Wednesday, July 02, 2025

Slow Scholarship: Unexpected Treasure in an Unread Book

A few weeks ago, I checked out a book from our school library—a modest-looking volume from 1980, written by Edwin Cady, a professor at Duke University. The subject? Stephen Crane, the young literary firebrand who died at just 28 but helped shape the transition of American literature into realism and modernism.

It was 160 pages of well-argued, deeply informed analysis—dense, thoughtful, and rewarding. Cady's writing reminded me of a time when literary scholarship was slow, careful, and reverent. This wasn’t a book written for clicks or attention. It was written because the author believed Stephen Crane mattered, and that someone—someday—might want to understand him more deeply.

When I finished the book, I did something I often do with older library books—I looked at the checkout card in the back.

Only seven names were written on it.

One of those names belonged to a student of mine from 1994. I used to teach the research paper, and our students would explore American authors. This book, sitting quietly on a shelf since 1988, had been touched by a handful of students and faculty over nearly four decades.

And it hit me like a quiet thunderclap: this book—so full of thoughtful effort—had been largely unread. All that labor. All that scholarship. All that hope. And it had lived most of its life in silence.

It made me think of the closing scene of Raiders of the Lost Ark—where the Ark of the Covenant is boxed up and stored in a giant warehouse, lost in the endless sea of forgotten things. A relic with world-altering power, swallowed by bureaucracy and dust.

And I thought about unread books. All over the world. Thousands of them. The effort of writing them. The complex process of publishing and cataloging. And then... waiting. Waiting to be discovered. Or maybe never found at all.

Is It a Waste?

That’s the question that echoed in my mind.

Ecclesiastes says, “Of making many books there is no end, and much study is a weariness of the flesh” (12:12). There is wisdom in that. Life is more than footnotes and reference pages. But still—something about that unread book struck me as sacred, not weary.

Because maybe the worth of something isn’t tied only to how often it’s seen or used. Maybe there’s dignity in the waiting. Maybe faithfulness is more important than visibility.

That old volume reminded me that not everything good is popular. Not everything true is trending. And not everything with value is getting “engagement.”

Who Was Edwin Cady?

Most people today don’t know his name. Edwin H. Cady (1916–2003) was a literary scholar who gave his life to studying American realists—William Dean Howells, Stephen Crane, and others. He wasn’t flashy. He was thorough. Faithful to his craft.

Cady’s work represented a kind of “slow scholarship”—a long obedience in the same direction. He wasn't chasing fame. He was preserving knowledge. Shepherding meaning across generations. And maybe only seven people ever pulled that book from the shelf. But I was one of them.

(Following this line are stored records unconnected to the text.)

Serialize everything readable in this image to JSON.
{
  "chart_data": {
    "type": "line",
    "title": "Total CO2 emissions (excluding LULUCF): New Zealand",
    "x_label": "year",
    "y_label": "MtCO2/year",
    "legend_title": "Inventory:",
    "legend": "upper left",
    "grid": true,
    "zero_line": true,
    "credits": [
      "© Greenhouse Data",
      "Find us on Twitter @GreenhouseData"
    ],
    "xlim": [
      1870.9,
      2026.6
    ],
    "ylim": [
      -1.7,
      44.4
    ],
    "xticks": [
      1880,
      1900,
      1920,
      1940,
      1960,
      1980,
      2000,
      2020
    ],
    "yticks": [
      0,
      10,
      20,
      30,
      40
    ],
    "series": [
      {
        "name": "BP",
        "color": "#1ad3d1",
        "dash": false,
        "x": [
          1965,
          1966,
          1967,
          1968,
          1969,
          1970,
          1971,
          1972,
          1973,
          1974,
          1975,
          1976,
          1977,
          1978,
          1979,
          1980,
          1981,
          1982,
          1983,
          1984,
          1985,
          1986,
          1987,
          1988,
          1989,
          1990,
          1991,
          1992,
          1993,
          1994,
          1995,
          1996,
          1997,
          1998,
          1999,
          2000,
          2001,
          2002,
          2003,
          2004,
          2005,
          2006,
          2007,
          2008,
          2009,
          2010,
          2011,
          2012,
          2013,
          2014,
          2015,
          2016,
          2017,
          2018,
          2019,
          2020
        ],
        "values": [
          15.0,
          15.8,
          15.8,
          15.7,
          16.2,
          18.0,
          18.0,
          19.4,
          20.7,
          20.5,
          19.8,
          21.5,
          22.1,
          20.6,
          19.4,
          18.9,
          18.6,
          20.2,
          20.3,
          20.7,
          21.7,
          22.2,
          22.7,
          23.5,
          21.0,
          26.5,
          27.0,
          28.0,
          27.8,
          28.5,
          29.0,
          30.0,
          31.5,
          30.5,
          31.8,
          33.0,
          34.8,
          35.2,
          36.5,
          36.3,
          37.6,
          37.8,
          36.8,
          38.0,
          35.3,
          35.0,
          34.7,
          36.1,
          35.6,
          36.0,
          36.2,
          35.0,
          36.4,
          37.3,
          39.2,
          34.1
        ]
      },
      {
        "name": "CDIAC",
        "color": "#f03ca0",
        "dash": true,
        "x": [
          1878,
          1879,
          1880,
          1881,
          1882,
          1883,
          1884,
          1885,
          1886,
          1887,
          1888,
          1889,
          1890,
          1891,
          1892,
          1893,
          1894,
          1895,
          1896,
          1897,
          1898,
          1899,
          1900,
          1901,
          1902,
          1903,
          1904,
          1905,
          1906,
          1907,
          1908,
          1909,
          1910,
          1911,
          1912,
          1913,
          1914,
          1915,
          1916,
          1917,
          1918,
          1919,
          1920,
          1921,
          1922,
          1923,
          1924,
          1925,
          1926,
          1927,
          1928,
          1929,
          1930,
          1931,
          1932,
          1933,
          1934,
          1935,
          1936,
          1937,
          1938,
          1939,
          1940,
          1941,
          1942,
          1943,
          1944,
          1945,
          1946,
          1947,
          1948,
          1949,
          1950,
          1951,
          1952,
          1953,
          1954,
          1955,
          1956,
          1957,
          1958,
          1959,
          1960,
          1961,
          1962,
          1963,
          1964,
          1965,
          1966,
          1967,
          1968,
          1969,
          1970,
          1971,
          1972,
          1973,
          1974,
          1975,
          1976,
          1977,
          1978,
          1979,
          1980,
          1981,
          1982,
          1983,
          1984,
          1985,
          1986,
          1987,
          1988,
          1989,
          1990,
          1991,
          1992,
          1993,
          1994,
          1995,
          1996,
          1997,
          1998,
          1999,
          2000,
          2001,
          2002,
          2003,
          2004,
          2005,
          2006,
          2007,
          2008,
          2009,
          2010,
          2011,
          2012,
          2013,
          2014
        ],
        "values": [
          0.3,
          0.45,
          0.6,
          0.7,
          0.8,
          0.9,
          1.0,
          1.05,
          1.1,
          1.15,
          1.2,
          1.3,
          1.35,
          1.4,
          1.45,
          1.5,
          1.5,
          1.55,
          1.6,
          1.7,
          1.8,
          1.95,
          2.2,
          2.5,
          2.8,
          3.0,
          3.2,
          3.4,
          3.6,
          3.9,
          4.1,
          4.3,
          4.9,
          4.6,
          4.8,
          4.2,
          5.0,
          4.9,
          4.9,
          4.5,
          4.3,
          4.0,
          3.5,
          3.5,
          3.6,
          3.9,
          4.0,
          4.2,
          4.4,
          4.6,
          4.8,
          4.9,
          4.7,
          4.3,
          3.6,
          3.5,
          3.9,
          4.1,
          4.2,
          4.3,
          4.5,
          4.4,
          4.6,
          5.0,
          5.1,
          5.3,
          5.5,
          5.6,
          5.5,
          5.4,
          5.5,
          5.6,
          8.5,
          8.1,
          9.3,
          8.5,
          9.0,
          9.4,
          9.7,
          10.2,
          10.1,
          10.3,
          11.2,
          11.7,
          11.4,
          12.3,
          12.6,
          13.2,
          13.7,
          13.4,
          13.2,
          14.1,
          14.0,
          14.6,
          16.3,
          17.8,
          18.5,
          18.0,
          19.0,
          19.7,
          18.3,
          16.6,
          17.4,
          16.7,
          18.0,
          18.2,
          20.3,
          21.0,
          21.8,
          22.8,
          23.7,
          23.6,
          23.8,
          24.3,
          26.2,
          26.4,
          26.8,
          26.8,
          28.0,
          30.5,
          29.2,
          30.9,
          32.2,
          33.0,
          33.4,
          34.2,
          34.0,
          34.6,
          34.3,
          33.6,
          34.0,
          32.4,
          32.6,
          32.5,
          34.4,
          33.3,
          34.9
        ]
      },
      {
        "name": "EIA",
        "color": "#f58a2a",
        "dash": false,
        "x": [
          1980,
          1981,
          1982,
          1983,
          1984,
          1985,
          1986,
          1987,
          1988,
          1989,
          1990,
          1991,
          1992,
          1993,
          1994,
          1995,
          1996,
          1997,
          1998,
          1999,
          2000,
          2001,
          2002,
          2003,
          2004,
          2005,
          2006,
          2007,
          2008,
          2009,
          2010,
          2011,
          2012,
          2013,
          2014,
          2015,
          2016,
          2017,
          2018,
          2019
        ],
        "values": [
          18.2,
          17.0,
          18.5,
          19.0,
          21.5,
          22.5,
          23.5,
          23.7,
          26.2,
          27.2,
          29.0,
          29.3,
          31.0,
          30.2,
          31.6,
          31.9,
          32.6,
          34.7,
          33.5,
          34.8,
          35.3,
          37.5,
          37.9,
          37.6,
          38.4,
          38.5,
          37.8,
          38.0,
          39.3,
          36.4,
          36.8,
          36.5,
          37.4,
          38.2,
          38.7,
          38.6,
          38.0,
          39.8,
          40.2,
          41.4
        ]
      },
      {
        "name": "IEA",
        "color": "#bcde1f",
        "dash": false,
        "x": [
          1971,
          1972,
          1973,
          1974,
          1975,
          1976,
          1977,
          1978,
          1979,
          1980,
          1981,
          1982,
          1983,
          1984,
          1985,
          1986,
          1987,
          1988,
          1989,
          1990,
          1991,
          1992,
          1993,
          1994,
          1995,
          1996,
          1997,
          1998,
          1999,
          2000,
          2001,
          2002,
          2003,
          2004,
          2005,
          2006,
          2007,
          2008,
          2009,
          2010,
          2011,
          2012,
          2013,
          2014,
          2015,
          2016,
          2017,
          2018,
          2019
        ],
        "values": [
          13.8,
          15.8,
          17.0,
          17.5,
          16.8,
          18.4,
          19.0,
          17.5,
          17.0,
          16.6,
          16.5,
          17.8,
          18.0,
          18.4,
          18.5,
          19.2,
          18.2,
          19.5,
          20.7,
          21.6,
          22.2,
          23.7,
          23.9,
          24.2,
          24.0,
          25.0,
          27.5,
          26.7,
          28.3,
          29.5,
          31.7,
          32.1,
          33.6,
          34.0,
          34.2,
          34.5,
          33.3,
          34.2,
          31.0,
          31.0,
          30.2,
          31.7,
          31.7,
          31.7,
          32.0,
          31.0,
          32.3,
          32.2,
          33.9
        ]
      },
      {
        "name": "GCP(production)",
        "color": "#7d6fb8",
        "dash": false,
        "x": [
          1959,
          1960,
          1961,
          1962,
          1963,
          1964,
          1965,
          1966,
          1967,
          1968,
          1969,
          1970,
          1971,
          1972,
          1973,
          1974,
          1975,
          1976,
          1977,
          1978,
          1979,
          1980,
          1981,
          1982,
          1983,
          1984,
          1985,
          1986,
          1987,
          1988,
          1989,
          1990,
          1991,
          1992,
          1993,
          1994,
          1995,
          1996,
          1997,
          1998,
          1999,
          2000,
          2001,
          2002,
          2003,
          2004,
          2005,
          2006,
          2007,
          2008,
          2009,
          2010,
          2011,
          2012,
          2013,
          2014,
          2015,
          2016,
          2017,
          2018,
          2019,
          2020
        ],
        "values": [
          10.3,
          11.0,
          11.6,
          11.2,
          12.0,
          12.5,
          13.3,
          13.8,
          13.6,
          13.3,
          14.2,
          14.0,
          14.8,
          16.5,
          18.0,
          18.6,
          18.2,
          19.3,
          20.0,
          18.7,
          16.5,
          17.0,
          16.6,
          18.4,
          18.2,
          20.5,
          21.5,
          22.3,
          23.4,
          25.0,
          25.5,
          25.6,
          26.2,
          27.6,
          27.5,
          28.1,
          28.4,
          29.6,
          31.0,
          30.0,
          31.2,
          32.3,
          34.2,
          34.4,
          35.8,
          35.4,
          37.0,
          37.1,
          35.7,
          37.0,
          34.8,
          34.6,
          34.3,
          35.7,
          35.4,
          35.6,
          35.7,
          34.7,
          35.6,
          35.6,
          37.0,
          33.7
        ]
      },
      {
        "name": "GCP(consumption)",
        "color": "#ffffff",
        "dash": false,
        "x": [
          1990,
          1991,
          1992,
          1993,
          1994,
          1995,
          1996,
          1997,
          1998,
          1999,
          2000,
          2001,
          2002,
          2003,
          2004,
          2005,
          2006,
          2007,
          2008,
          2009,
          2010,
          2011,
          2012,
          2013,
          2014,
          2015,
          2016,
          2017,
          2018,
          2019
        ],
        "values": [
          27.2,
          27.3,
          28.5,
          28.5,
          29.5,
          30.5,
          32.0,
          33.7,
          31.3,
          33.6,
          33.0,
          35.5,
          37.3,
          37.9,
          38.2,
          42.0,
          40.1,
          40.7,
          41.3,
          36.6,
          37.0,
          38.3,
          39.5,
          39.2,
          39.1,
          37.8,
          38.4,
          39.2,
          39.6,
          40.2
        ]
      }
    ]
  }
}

And this week, I became the eighth. But my guess is that I may be the only one to actually read then entire book and not a student hurrying to find a quote for his paper.

Do People Still Care About Stephen Crane?

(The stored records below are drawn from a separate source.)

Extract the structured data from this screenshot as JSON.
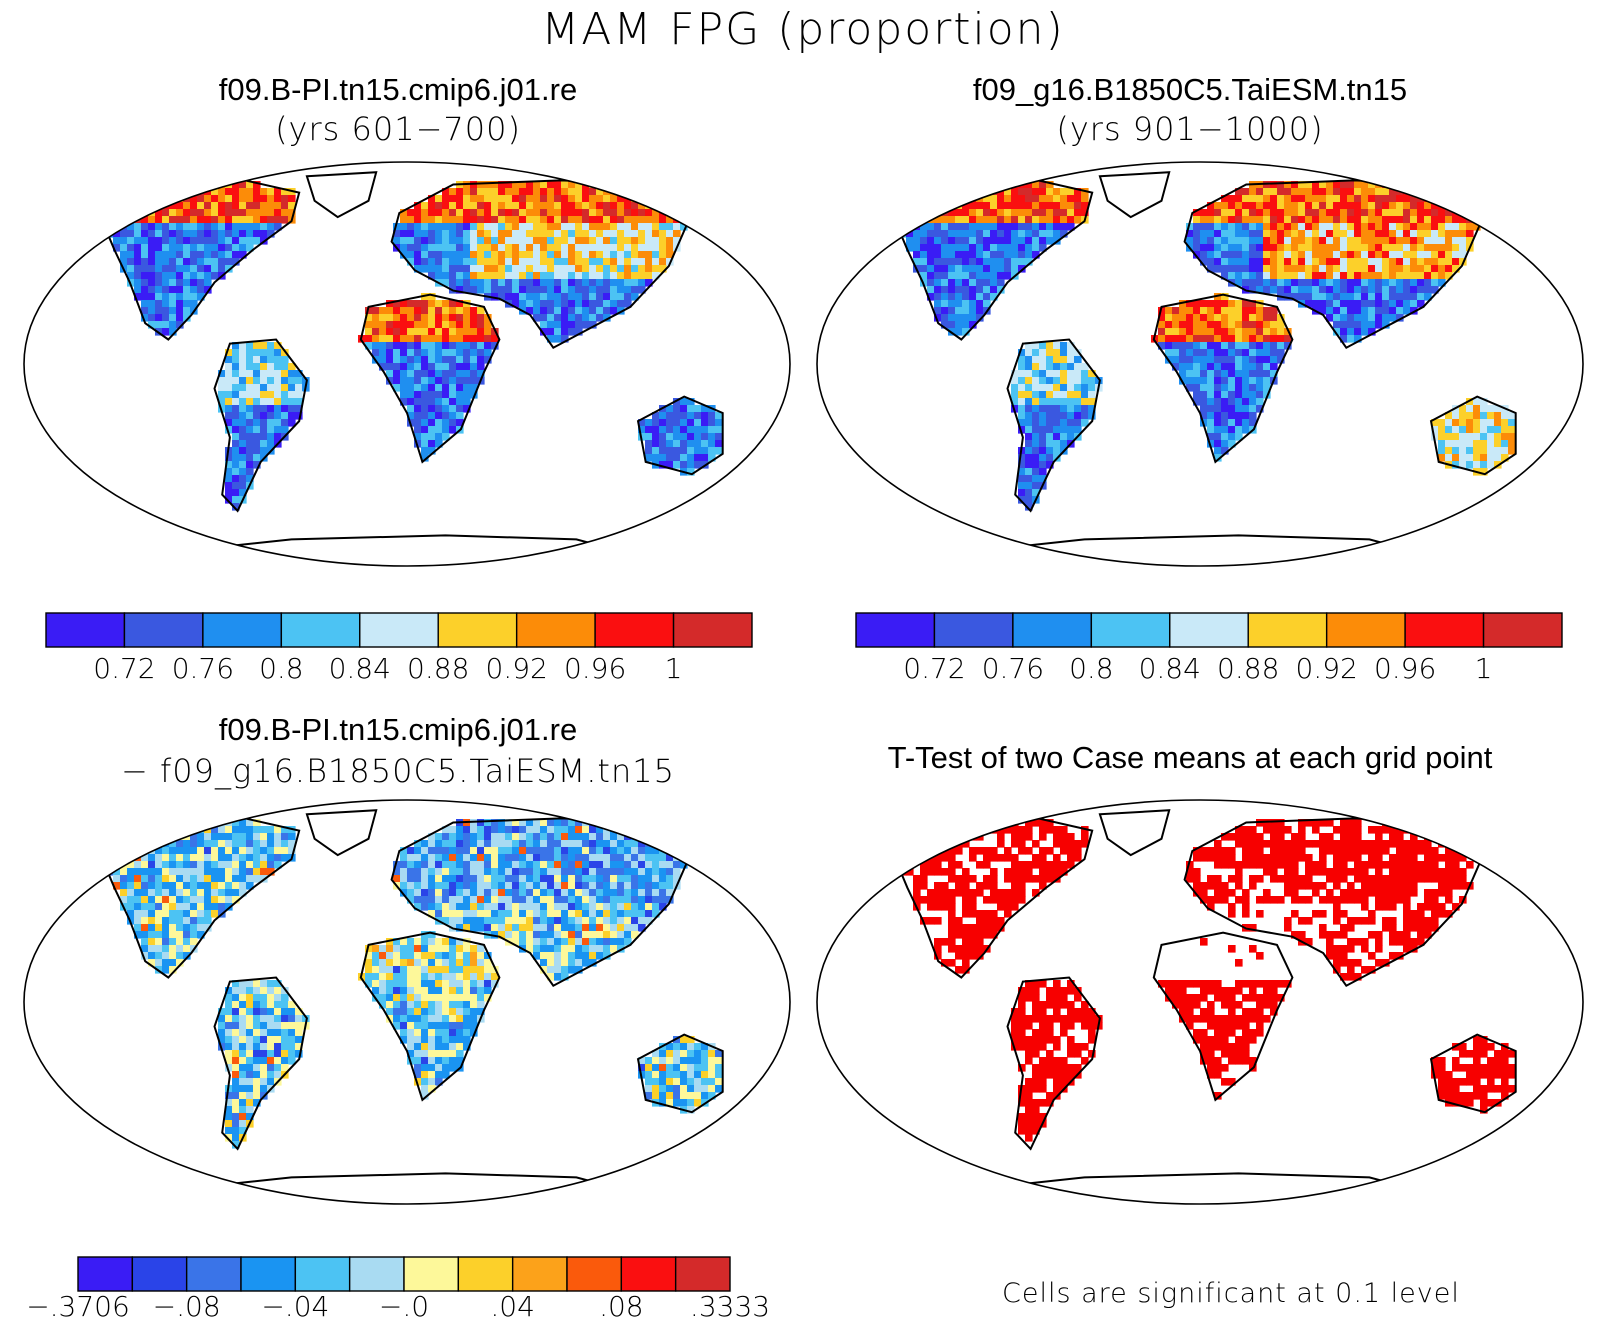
{
  "figure": {
    "title": "MAM FPG (proportion)"
  },
  "panels": [
    {
      "id": "p1",
      "title": "f09.B-PI.tn15.cmip6.j01.re",
      "subtitle": "(yrs 601−700)"
    },
    {
      "id": "p2",
      "title": "f09_g16.B1850C5.TaiESM.tn15",
      "subtitle": "(yrs 901−1000)"
    },
    {
      "id": "p3",
      "title": "f09.B-PI.tn15.cmip6.j01.re",
      "subtitle": "− f09_g16.B1850C5.TaiESM.tn15"
    },
    {
      "id": "p4",
      "title": "T-Test of two Case means at each grid point",
      "subtitle": ""
    }
  ],
  "colorbar_abs": {
    "colors": [
      "#3a1cf5",
      "#3a58e0",
      "#1f8ff0",
      "#4cc3f3",
      "#c9e9f8",
      "#fcd02a",
      "#fc8c08",
      "#fa0f10",
      "#d42a2a"
    ],
    "labels": [
      "0.72",
      "0.76",
      "0.8",
      "0.84",
      "0.88",
      "0.92",
      "0.96",
      "1"
    ]
  },
  "colorbar_diff": {
    "colors": [
      "#3a1cf5",
      "#2a44e8",
      "#3a74e8",
      "#1a94f2",
      "#4cc3f3",
      "#a9dbf2",
      "#fdf89a",
      "#fcd02a",
      "#fca21a",
      "#fa5a0c",
      "#fa0f10",
      "#d42a2a"
    ],
    "labels": [
      "−.3706",
      "−.08",
      "−.04",
      "−.0",
      ".04",
      ".08",
      ".3333"
    ]
  },
  "significance_note": "Cells are significant at 0.1 level"
}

Outside of The Red Badge of Courage, Crane is fading from the public imagination. He wrote stories and war reports with a gritty, modern edge that predated Hemingway. His life was short but packed with brilliance.

And like many once-famous authors, his memory is slowly being tucked away into the dusty corners of forgotten culture. In a world dominated by short-form content, flashy summaries, and AI-written everything, who still takes the time to read Crane? Or write about him?

Maybe that's why I found Cady's book so moving. Because it wasn't just about Crane. It was about the act of remembering. Of choosing to care. Of pushing back against cultural amnesia.

A Warning and an Invitation

We’re living in a time when reading—real, sustained, thoughtful reading—is no longer a necessity. We consume summaries, snippets, headlines, and highlight reels. Attention spans shrink, and our appetite for depth fades with them.

But something is lost when we abandon books. We lose the ability to wrestle with nuance. We forget how to listen to voices from other centuries. We grow allergic to silence and stillness.

God has revealed Himself PRIMARILY in a written WORD- if we lose that skill, we are losing a weapon and wisdom.

Yet maybe the unread book is a quiet invitation.

To slow down.

To remember.

To dig up buried treasure.

Because some things only reveal their beauty when we give them time. Maybe that includes Stephen Crane. Maybe that includes old students from 1994. Maybe that includes parts of your own soul that are sitting—dormant—on the shelf, waiting to be opened again.

Let us not rush past the quiet things.
Let us not assume forgotten means worthless.
And let us remember: some of the greatest treasures in life are the ones patiently waiting to be found.